With abundant supply, the real estate market reflects a trend of diversified capital flows.
The widespread increase in supply, with a growing diversity of product types and price ranges, gives buyers more choices, while also making the trend towards selectivity more pronounced.
Since the beginning of 2023, the Vietnamese real estate market has begun to see a recovery in supply after a prolonged decline since 2018. According to research data from VARS IRE, the total supply has increased from over 40,000 units in 2022 to approximately 128,000 new units in 2025, an increase of about 88% compared to 2024 and the highest level in the 2019-2025 period.
The recovery in supply, coupled with favorable macroeconomic conditions such as low interest rates and abundant cash flow, further fueled the demand for properties "padded" during the previous period of scarcity, causing real estate prices to continuously rise and establish new benchmarks. Many investors recorded impressive returns, even doubling their asset value within just 1-2 years. Particularly in Q3 2025, apartment prices in some areas increased by approximately 500 million to 1 billion VND per unit, creating a wave of "quick investments - expecting short-term profits." Projects sold out as soon as they launched, and even high-priced transactions to acquire properties became common.
However, from the end of 2025, the market began to shift as supply improved significantly. A series of previously stalled projects had their legal issues resolved thanks to policy adjustments, along with the approval and implementation of over 20 large-scale projects, mainly in suburban areas connected to key transportation infrastructure . Supply not only increased in quantity but also improved in quality, with the emergence of integrated urban areas with synchronized amenities. In addition, supply also came from existing inventory and resale products from investors, significantly increasing the total market supply, estimated at around 200,000 units in 2026.

The increase in supply gives buyers more choices, from segments and regions to product types. Furthermore, thanks to flexible sales policies such as extended payment schedules and interest rate support, buyers can enter the market with an initial capital outlay of only about 10-30% of the product value. However, in the context of rapidly rising interest rates in a short period, market sentiment has become more cautious. Liquidity is no longer spread thinly but has become more selective, clearly reflecting the trend of capital flow diversification.
According to observations by members of the VARS Real Estate Market Research Council, the number of properties needing to be sold is increasing, especially from investors using financial leverage. Some properties have seen losses of around 100-300 million VND per unit, but successful transactions are mainly concentrated in apartments or projects with good locations, clear legal status, and reasonable prices. Meanwhile, in many areas that previously experienced rapid price increases, prices have shown signs of stabilizing or slight correction, increasing psychological pressure on investors.
This divergence stems not only from increased supply but also from a mismatch in price expectations between buyers and sellers.
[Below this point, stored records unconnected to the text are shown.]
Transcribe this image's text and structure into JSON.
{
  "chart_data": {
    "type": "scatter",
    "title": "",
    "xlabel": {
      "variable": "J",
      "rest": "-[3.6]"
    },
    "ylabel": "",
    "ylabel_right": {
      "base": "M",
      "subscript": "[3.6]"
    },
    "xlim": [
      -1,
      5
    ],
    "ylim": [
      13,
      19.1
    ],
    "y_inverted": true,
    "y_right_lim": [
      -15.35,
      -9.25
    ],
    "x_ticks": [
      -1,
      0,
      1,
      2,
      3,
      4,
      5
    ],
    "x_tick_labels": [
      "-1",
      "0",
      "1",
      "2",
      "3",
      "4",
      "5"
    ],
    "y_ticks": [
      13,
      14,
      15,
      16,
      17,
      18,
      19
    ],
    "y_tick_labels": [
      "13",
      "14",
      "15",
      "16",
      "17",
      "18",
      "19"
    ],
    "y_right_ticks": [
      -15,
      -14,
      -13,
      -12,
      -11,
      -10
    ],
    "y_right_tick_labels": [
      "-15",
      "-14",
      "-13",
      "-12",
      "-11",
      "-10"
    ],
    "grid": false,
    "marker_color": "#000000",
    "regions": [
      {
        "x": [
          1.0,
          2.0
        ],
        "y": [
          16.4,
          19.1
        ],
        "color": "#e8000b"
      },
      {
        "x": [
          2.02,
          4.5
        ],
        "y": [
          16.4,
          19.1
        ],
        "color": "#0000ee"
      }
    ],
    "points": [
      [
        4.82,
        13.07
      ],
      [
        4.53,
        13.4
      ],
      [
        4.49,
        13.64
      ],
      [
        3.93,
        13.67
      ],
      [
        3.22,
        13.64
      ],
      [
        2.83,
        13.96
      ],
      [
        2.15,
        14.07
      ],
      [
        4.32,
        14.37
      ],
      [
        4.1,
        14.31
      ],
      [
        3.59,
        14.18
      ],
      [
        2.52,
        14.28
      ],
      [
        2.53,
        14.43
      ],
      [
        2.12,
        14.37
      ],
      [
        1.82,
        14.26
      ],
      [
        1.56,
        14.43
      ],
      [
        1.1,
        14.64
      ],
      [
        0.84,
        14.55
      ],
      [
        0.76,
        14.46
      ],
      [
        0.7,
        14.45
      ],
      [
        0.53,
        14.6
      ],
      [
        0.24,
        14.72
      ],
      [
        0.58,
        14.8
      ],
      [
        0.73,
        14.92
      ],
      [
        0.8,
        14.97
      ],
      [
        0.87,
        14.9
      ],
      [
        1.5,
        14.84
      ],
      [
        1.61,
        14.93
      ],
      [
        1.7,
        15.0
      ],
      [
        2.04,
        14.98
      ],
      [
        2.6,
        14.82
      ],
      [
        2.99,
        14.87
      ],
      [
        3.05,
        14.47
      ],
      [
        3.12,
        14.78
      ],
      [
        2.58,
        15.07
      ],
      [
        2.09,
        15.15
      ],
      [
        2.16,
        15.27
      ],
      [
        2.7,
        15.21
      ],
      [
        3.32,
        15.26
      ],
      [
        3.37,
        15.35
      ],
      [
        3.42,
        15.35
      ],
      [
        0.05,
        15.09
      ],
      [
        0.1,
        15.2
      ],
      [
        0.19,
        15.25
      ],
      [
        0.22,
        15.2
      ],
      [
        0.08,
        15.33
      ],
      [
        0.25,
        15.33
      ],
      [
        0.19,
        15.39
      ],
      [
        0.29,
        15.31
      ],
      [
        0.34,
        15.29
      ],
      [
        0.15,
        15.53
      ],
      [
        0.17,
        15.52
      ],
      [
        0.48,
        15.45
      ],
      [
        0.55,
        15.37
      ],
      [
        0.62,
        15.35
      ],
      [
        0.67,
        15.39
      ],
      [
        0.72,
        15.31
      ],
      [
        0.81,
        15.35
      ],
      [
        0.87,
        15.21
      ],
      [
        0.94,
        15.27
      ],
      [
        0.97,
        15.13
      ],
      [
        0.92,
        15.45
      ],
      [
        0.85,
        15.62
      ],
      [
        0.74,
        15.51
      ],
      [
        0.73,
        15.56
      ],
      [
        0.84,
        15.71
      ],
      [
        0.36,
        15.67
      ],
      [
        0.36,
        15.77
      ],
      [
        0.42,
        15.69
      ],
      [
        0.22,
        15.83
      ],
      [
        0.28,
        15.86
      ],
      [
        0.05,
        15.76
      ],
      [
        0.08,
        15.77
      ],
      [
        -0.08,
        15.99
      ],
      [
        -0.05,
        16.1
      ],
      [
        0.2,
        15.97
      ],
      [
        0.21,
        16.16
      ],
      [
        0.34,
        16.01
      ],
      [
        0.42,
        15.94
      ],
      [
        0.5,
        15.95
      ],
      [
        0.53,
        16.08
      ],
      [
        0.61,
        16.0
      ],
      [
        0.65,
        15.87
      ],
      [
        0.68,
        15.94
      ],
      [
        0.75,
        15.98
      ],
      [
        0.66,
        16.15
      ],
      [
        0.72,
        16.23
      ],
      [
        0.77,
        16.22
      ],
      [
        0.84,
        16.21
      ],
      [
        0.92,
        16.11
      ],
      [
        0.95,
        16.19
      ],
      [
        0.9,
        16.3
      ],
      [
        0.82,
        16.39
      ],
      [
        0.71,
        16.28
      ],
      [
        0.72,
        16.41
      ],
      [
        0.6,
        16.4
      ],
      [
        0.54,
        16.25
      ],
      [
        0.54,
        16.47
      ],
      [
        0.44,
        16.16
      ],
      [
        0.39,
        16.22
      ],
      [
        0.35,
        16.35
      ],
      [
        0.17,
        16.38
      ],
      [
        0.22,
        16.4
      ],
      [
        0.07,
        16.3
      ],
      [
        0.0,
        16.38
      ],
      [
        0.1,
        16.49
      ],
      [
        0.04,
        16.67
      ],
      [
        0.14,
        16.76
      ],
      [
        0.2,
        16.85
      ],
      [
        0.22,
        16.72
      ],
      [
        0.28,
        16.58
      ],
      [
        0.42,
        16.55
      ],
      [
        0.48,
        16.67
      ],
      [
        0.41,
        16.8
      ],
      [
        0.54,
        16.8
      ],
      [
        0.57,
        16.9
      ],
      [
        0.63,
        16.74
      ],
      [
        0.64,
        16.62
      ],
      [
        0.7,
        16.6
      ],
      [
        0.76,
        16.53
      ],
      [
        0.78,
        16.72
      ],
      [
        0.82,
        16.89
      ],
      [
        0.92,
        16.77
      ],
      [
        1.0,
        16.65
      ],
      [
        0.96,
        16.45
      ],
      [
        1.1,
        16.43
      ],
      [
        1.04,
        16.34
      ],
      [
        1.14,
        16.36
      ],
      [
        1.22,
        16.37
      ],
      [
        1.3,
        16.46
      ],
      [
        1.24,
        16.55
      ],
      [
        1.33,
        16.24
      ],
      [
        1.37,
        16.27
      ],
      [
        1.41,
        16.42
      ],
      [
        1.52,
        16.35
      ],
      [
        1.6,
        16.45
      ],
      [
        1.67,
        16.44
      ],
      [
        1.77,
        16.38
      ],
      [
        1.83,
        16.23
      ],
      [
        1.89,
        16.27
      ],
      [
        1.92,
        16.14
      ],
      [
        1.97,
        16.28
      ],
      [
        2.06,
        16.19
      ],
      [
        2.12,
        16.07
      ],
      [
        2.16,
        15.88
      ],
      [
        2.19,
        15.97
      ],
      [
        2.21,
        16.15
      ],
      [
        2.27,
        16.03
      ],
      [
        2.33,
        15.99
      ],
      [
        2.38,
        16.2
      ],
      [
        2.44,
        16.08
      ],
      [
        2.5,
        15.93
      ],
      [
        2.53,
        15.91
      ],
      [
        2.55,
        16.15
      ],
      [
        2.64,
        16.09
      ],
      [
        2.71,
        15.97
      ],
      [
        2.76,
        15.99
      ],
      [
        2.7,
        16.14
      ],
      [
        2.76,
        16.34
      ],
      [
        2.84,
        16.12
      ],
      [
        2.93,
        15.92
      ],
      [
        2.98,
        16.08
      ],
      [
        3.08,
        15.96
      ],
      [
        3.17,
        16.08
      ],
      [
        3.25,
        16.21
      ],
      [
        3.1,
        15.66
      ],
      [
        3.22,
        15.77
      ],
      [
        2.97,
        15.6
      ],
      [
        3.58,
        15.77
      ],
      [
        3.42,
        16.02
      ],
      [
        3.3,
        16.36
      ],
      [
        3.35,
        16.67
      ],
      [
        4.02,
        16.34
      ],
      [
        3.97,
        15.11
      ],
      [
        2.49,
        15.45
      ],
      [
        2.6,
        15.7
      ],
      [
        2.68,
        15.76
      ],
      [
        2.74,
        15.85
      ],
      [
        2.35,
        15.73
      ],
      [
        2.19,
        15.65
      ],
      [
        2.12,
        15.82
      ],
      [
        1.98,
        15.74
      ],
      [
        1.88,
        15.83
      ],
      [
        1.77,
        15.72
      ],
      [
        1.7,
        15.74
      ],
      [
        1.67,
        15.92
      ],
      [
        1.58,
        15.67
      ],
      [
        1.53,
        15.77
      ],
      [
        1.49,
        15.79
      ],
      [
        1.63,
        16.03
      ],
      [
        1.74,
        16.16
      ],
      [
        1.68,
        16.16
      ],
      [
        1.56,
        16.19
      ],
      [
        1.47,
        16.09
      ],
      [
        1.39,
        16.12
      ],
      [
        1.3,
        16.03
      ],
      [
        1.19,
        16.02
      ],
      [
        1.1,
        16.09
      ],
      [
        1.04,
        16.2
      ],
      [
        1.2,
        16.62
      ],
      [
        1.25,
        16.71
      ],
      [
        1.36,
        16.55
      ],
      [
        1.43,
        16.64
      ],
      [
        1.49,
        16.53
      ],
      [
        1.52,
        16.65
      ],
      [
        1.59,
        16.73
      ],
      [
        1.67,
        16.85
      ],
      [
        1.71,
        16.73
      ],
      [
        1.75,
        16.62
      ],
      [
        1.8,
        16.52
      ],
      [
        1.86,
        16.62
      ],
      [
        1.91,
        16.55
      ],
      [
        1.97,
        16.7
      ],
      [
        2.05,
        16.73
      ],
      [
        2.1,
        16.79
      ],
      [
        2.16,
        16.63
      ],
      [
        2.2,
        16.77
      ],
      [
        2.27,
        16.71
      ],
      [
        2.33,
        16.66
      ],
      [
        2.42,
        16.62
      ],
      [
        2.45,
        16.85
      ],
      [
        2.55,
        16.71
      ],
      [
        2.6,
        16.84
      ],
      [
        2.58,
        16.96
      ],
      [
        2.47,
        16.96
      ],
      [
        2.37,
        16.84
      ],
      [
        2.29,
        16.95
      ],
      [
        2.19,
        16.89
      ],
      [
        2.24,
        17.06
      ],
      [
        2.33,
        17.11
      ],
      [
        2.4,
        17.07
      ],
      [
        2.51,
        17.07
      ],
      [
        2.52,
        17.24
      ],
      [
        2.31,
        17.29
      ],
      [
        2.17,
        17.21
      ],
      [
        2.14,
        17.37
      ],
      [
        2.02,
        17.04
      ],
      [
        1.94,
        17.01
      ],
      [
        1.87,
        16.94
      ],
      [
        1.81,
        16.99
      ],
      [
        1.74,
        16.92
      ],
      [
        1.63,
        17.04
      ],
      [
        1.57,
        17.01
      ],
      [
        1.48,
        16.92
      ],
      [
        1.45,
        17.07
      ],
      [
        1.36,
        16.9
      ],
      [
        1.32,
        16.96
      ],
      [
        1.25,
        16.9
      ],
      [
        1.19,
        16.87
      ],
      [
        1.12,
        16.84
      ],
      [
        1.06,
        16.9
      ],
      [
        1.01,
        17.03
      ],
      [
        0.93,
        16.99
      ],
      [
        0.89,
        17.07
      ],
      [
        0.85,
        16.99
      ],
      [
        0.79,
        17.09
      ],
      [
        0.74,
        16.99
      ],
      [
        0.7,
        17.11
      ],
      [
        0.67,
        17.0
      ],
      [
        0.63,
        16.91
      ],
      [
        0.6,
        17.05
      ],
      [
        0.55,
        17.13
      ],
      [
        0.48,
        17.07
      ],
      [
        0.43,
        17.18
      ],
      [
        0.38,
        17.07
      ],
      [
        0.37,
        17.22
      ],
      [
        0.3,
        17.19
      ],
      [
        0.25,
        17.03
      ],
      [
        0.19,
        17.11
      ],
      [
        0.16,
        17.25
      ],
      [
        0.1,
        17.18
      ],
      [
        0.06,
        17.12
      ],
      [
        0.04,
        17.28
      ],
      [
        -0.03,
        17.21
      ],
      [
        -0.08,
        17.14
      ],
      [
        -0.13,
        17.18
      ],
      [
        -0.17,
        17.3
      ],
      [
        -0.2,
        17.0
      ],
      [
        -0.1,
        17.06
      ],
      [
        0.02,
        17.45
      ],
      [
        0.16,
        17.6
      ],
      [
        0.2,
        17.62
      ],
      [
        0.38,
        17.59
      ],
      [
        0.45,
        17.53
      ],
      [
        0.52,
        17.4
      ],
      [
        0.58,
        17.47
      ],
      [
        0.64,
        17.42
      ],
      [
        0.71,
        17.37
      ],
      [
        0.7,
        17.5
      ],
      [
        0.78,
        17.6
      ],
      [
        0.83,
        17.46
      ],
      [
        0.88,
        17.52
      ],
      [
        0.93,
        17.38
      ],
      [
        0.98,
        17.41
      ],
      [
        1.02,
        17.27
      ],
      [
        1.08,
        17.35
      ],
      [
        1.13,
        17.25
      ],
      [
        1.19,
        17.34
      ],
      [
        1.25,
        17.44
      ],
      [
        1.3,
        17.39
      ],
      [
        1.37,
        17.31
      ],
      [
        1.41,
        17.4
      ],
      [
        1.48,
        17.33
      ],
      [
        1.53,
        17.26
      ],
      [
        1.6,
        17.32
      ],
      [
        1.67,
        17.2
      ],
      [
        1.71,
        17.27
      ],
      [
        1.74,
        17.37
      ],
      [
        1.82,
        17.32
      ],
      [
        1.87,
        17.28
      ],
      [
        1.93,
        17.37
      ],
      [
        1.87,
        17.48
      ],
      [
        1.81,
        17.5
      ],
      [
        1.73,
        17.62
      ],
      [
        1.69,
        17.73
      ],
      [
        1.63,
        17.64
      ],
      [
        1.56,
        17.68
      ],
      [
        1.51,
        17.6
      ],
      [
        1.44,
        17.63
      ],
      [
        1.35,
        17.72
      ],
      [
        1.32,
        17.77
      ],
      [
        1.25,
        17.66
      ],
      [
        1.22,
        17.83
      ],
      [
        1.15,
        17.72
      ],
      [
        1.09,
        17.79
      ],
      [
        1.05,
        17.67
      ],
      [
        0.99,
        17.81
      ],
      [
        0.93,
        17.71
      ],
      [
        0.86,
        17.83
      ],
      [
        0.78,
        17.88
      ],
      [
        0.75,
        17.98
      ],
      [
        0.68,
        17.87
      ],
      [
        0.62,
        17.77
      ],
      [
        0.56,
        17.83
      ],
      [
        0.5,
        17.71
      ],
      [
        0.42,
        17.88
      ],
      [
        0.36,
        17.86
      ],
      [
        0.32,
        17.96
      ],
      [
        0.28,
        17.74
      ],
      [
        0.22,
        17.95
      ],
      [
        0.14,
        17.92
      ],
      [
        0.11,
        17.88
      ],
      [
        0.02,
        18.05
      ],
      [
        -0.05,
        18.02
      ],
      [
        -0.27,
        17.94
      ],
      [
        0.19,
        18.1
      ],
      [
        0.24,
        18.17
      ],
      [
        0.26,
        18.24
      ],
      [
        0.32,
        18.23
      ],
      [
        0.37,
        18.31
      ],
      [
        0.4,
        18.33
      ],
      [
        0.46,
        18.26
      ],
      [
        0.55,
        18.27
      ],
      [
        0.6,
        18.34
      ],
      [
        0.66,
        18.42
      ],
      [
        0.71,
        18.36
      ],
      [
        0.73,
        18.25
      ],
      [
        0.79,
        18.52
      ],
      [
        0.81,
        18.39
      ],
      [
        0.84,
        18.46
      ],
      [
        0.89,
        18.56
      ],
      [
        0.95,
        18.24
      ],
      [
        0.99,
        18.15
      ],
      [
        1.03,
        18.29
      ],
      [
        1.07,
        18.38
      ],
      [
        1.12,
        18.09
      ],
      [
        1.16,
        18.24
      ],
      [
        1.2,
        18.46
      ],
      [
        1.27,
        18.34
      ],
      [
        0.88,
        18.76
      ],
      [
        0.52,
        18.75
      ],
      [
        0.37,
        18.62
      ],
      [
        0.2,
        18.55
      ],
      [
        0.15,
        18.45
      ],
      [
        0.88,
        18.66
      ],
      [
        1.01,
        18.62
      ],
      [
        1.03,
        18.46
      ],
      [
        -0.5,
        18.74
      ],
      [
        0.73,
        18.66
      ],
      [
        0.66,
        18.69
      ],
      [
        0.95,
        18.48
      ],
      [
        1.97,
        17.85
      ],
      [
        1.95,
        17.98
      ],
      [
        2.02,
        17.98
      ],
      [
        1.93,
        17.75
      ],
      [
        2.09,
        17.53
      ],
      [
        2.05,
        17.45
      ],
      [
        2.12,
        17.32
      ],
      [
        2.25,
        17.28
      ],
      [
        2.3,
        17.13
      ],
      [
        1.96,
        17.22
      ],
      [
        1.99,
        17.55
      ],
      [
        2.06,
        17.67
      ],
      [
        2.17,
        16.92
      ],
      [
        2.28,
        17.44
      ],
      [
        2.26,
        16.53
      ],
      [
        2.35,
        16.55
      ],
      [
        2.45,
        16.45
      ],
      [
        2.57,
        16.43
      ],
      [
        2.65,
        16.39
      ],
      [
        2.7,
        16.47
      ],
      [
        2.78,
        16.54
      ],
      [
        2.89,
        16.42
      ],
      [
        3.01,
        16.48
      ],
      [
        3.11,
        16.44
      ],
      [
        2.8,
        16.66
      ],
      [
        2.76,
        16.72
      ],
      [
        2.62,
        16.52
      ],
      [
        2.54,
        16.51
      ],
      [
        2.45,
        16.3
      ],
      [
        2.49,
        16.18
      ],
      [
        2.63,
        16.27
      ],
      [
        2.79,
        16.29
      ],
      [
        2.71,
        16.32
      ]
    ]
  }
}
Sellers maintain high prices, while buyers tend to wait for more reasonable prices, even expecting deeper price cuts. Simultaneously, the investor structure is also clearly differentiated: a segment of long-term investors have achieved their expected profits and have stable cash flow, thus not facing selling pressure, while the demand for selling mainly comes from FOMO investors at high prices or those using significant financial leverage.

Despite slowing liquidity, real estate prices haven't fallen significantly due to persistently high input costs. Land costs currently account for approximately 30-40% of total project development costs and are trending sharply upward according to the new land price list. With this structure, when land prices increase by about 20%, applying the land use fee adjustment factor K (K>1), project development costs can increase by at least 6-8%. Many projects resuming after a long period of inactivity even face land use fee increases of 1.5-3 times. Furthermore, construction costs have increased by about 8-12%, coupled with increased financial costs due to a 2% increase in interest rates, resulting in a total project development cost increase of approximately 1.6%-2.7%. This reality forces developers to adjust selling prices upwards despite increasing liquidity pressure.
Furthermore, if sales progress falls short of targets, financial costs continue to increase, raising risks and putting pressure on cash flow for businesses. In this context, many developers have proactively implemented demand-stimulating policies such as preferential interest rates (fixed or capped), extended support periods, or increased discounts for early payment options to attract investment.
VARS IRE argues that, in a context of numerous options, investors' approaches to the market need to shift towards a more substantive direction. Evaluating whether a product is "cheap" or "expensive" should not be based solely on the selling price, but rather on its relative value to the area, its potential for generating cash flow, and its payback period. The market is no longer suitable for short-term investment strategies; it demands a medium- and long-term vision, linked to real-world use value and financial efficiency.
Therefore, investors should prioritize products that generate cash flow, are located in areas with clear infrastructure connections, transparent legal frameworks, and are developed by reputable developers. At the same time, they should limit the use of high financial leverage and define a sufficiently long-term investment strategy. For projects under construction, the holding period should be at least 3-5 years, until the project is completed and operational.
Furthermore, priority should be given to areas that already have or are expected to develop large residential communities, linked to the development of industrial zones , economic zones, or policies to attract residents. Conversely, sparsely populated areas without clear growth drivers, while still having long-term potential, carry higher liquidity risks and require a longer accumulation period.